是否有可能,使用Python,合并单独的PDF文件?
假设是这样,我需要进一步扩展它。我希望循环通过目录中的文件夹,并重复此过程。
我可能是得过其实了,但是否可以排除每个pdf文件中包含的一页(我的报告生成总是创建一个额外的空白页)。
是否有可能,使用Python,合并单独的PDF文件?
假设是这样,我需要进一步扩展它。我希望循环通过目录中的文件夹,并重复此过程。
我可能是得过其实了,但是否可以排除每个pdf文件中包含的一页(我的报告生成总是创建一个额外的空白页)。
当前回答
我在linux终端上通过利用subprocess(假设目录中存在one.pdf和two.pdf)使用pdf unite,目的是将它们合并为three.pdf
import subprocess
subprocess.call(['pdfunite one.pdf two.pdf three.pdf'],shell=True)
其他回答
def pdf_merger(路径): """将pdf文件合并为一个pdf""" "
import logging
logging.basicConfig(filename = 'output.log', level = logging.DEBUG, format = '%(asctime)s %(levelname)s %(message)s' )
try:
import glob, os
import PyPDF2
os.chdir(path)
pdfs = []
for file in glob.glob("*.pdf"):
pdfs.append(file)
if len(pdfs) == 0:
logging.info("No pdf in the given directory")
else:
merger = PyPDF2.PdfFileMerger()
for pdf in pdfs:
merger.append(pdf)
merger.write('result.pdf')
merger.close()
except Exception as e:
logging.error('Error has happened')
logging.exception('Exception occured' + str(e))

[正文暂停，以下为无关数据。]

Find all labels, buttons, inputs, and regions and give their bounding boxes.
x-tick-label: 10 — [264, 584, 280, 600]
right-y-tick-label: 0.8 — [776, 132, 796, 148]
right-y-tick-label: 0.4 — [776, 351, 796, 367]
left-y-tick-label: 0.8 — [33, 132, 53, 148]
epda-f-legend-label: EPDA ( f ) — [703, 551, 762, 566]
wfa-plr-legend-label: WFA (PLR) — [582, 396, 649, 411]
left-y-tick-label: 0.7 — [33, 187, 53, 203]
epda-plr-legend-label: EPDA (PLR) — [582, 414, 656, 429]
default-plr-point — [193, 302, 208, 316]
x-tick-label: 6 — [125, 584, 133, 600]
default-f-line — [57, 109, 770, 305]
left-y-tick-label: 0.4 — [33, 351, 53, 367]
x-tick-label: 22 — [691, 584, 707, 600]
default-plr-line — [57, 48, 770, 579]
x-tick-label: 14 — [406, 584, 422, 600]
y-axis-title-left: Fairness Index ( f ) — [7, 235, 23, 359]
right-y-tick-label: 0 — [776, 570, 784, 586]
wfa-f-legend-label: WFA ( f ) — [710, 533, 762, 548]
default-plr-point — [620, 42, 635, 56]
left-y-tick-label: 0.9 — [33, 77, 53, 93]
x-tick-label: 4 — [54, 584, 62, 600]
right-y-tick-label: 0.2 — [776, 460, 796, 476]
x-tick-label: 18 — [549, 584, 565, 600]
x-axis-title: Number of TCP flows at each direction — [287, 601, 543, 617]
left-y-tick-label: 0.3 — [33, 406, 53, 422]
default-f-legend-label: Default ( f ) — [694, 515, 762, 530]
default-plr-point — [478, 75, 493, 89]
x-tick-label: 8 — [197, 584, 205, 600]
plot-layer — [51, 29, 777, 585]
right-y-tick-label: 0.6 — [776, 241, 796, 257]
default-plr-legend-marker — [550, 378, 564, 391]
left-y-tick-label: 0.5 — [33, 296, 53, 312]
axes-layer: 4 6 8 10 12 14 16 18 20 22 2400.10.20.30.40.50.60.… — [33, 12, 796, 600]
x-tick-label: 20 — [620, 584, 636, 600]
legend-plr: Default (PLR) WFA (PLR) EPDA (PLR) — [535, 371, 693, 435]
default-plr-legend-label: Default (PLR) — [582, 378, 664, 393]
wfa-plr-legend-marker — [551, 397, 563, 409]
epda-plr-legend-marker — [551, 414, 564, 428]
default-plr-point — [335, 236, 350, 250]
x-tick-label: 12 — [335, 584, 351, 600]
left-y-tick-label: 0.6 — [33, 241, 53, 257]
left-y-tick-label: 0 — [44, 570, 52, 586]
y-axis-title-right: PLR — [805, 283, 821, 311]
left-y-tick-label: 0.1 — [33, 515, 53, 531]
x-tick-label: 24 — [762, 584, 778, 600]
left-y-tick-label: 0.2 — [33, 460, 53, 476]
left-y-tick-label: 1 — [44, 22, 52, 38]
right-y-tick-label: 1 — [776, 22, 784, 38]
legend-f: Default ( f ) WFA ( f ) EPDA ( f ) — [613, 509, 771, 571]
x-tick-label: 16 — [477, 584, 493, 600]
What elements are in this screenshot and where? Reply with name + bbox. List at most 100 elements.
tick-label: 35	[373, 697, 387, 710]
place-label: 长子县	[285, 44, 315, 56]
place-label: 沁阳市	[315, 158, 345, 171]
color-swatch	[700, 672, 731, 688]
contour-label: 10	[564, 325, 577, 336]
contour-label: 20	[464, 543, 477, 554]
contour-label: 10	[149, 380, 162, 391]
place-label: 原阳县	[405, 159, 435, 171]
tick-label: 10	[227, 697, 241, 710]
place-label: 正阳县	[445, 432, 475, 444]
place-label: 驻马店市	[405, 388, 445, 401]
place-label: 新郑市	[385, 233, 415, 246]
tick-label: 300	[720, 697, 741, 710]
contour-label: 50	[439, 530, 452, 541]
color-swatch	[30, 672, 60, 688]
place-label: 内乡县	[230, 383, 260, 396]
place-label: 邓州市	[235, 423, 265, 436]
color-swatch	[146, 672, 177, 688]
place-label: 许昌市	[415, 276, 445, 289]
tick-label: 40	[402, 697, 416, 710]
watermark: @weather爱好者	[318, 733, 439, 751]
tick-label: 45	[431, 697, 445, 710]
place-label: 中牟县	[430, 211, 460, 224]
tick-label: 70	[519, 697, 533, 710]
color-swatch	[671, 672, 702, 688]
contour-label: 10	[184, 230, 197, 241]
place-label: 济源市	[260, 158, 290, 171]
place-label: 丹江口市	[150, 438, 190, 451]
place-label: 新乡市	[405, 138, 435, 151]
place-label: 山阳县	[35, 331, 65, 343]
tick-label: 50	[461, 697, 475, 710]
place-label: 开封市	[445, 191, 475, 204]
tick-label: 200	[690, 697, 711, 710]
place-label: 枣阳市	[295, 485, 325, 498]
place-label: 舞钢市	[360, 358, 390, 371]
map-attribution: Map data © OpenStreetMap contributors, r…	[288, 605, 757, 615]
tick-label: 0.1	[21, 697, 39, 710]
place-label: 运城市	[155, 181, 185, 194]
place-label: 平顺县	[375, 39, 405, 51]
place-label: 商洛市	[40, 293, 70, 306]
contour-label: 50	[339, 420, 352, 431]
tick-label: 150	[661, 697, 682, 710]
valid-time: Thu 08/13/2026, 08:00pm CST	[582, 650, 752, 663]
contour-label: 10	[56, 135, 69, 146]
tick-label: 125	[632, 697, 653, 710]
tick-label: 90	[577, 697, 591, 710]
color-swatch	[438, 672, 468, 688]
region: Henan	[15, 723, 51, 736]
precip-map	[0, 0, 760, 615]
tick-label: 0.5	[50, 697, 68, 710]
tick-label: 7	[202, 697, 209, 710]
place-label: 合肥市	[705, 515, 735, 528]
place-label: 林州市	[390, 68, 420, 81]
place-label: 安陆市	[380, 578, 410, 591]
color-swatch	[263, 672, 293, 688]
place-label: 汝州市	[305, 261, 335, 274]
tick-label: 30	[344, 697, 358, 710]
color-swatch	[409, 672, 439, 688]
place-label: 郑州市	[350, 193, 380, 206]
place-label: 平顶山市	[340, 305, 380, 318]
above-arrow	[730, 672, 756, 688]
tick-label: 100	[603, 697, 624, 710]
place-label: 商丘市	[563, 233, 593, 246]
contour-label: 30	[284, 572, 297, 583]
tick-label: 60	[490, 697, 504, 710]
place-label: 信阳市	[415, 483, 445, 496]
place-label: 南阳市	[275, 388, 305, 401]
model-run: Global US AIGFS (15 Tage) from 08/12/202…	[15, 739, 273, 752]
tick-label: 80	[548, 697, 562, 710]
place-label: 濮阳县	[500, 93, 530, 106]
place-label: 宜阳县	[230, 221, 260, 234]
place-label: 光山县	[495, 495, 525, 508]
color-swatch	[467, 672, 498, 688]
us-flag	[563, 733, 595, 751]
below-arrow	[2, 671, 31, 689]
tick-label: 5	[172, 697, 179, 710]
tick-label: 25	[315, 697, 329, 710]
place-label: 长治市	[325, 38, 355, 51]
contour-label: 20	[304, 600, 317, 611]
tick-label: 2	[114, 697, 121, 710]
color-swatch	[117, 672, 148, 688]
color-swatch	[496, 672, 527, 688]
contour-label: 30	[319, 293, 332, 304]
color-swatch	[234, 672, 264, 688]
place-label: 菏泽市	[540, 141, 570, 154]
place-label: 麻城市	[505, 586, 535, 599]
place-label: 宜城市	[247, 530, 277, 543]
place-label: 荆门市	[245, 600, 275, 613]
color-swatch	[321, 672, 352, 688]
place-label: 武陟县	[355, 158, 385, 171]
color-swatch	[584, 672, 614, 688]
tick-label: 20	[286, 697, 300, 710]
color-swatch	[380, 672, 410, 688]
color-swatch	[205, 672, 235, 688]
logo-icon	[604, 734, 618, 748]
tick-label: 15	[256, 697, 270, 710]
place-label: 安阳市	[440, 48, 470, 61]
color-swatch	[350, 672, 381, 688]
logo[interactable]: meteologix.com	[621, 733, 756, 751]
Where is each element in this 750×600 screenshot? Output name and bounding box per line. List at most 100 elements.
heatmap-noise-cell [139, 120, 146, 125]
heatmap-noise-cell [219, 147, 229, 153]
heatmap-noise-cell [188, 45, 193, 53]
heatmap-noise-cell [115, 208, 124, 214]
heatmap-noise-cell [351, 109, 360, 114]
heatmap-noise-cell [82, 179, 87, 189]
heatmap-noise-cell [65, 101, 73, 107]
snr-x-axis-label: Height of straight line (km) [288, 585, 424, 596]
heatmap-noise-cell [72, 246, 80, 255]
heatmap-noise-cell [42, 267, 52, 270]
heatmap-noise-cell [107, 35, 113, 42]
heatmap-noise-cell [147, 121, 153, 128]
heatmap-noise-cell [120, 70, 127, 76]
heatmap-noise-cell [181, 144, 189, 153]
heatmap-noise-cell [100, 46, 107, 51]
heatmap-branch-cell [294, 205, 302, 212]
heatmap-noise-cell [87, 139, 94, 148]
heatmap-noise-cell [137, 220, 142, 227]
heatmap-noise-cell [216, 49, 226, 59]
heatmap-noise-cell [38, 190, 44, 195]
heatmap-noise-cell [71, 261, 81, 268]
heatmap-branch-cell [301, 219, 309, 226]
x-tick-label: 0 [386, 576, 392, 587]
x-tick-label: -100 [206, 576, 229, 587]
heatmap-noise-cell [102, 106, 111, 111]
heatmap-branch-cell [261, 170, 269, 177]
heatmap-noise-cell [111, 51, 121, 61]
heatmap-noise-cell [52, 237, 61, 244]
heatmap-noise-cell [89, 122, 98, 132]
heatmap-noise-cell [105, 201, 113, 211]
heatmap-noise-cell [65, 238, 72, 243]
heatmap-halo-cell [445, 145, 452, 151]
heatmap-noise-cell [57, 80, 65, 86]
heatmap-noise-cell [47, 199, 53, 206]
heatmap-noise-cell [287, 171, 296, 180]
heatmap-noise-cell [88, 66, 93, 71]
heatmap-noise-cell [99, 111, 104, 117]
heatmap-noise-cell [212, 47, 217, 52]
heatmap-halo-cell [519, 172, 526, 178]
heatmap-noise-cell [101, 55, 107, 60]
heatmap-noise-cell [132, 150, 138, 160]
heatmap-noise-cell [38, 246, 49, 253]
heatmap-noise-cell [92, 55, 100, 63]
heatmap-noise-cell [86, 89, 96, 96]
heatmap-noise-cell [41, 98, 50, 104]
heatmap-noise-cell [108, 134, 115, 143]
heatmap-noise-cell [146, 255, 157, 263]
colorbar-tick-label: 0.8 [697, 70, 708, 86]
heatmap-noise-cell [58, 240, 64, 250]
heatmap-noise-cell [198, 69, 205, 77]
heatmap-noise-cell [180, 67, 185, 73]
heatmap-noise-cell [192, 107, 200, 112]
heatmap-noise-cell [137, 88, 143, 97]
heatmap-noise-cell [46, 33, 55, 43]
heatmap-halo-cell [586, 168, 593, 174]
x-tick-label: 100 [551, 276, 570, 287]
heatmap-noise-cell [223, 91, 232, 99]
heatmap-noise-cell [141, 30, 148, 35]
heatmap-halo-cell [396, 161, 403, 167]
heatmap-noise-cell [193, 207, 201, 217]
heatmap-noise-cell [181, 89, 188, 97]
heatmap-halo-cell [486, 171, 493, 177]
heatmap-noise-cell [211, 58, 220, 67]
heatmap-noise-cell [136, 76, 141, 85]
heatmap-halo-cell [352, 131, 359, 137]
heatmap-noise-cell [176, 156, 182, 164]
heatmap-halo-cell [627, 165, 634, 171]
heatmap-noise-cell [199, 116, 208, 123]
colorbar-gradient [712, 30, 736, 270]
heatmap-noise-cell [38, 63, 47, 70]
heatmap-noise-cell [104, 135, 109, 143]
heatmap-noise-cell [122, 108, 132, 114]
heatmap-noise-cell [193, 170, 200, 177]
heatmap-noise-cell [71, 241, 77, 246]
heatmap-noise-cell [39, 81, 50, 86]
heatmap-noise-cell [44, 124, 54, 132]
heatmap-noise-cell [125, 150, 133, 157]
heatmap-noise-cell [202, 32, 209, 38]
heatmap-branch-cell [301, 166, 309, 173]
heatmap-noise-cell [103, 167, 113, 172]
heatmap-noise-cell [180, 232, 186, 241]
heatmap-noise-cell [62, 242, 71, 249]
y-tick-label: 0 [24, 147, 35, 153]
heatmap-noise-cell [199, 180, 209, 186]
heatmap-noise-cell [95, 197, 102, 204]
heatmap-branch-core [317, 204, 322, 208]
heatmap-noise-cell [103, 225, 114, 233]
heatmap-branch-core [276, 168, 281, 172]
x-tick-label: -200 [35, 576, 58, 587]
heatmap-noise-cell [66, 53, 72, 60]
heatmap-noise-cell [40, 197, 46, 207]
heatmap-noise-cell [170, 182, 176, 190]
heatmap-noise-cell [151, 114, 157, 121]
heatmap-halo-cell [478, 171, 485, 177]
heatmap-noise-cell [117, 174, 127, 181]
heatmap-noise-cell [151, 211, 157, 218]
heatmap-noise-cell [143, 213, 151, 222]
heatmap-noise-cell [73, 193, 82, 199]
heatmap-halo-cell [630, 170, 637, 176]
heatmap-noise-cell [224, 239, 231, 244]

使用字典以获得更大的灵活性(例如sort, dedup):
import os
from PyPDF2 import PdfFileMerger
# use dict to sort by filepath or filename
file_dict = {}
for subdir, dirs, files in os.walk("<dir>"):
for file in files:
filepath = subdir + os.sep + file
# you can have multiple endswith
if filepath.endswith((".pdf", ".PDF")):
file_dict[file] = filepath
# use strict = False to ignore PdfReadError: Illegal character error
merger = PdfFileMerger(strict=False)
for k, v in file_dict.items():
print(k, v)
merger.append(v)
merger.write("combined_result.pdf")
http://pieceofpy.com/2009/03/05/concatenating-pdf-with-python/提供了一个解决方案。
类似的:
from pyPdf import PdfFileWriter, PdfFileReader
def append_pdf(input,output):
[output.addPage(input.getPage(page_num)) for page_num in range(input.numPages)]
output = PdfFileWriter()
append_pdf(PdfFileReader(file("C:\\sample.pdf","rb")),output)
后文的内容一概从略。